One of Adria’s strongest points—and one I think many legal and compliance teams still underestimate—is the importance of talking to the board about AI. Boards are deeply interested in how AI is being used and governed. Yet legal and compliance teams often frame AI as a risk rather than a value driver. That’s a missed opportunity.

“Legal and compliance departments should be bragging about their use of AI to their boards,” Perez said. “This is one of those areas where you can show the value you’re bringing to the company.”

Responsible AI use is something companies should highlight. It demonstrates oversight, efficiency, and strategic thinking.
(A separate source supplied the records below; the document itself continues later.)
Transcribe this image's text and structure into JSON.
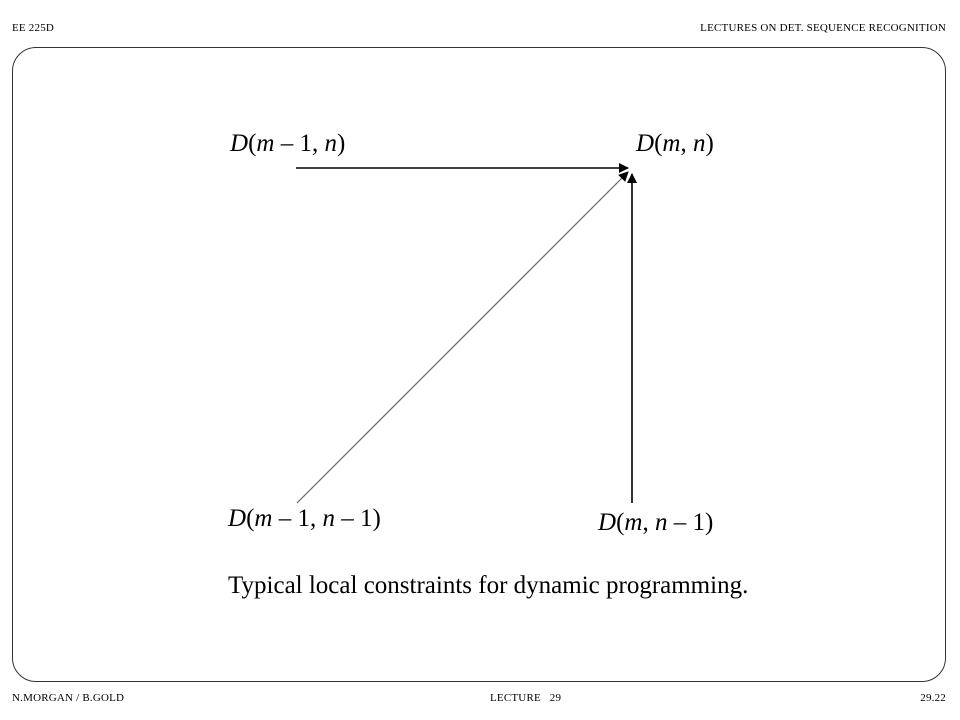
{
  "header": {
    "course": "EE 225D",
    "series_title": "LECTURES ON DET. SEQUENCE RECOGNITION"
  },
  "footer": {
    "authors": "N.MORGAN / B.GOLD",
    "lecture": "LECTURE   29",
    "page": "29.22"
  },
  "diagram": {
    "nodes": {
      "top_left": {
        "func": "D",
        "open": "(",
        "a": "m",
        "op_a": " – 1, ",
        "b": "n",
        "op_b": "",
        "close": ")"
      },
      "top_right": {
        "func": "D",
        "open": "(",
        "a": "m",
        "op_a": ", ",
        "b": "n",
        "op_b": "",
        "close": ")"
      },
      "bottom_left": {
        "func": "D",
        "open": "(",
        "a": "m",
        "op_a": " – 1, ",
        "b": "n",
        "op_b": " – 1",
        "close": ")"
      },
      "bottom_right": {
        "func": "D",
        "open": "(",
        "a": "m",
        "op_a": ", ",
        "b": "n",
        "op_b": " – 1",
        "close": ")"
      }
    },
    "edges": [
      {
        "from": "top_left",
        "to": "top_right",
        "color": "#000000"
      },
      {
        "from": "bottom_left",
        "to": "top_right",
        "color": "#666666"
      },
      {
        "from": "bottom_right",
        "to": "top_right",
        "color": "#000000"
      }
    ],
    "caption": "Typical local constraints for dynamic programming."
  }
}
This is an area where legal and compliance functions can clearly show they are doing much more than just managing downside risk.

The Bottom Line

AI is already embedded in enforcement, investigations, and compliance expectations. Companies that hesitate out of fear risk falling behind those that adopt AI thoughtfully, document their choices, and train their people.

As Adria put it during our conversation, if you don’t use AI, the technology will run away from you.

For legal teams, the question is no longer whether to engage with AI. It’s how to do so in a way that withstands scrutiny when regulators come calling.

AI doesn’t just change how misconduct happens. It changes how investigations must be conducted.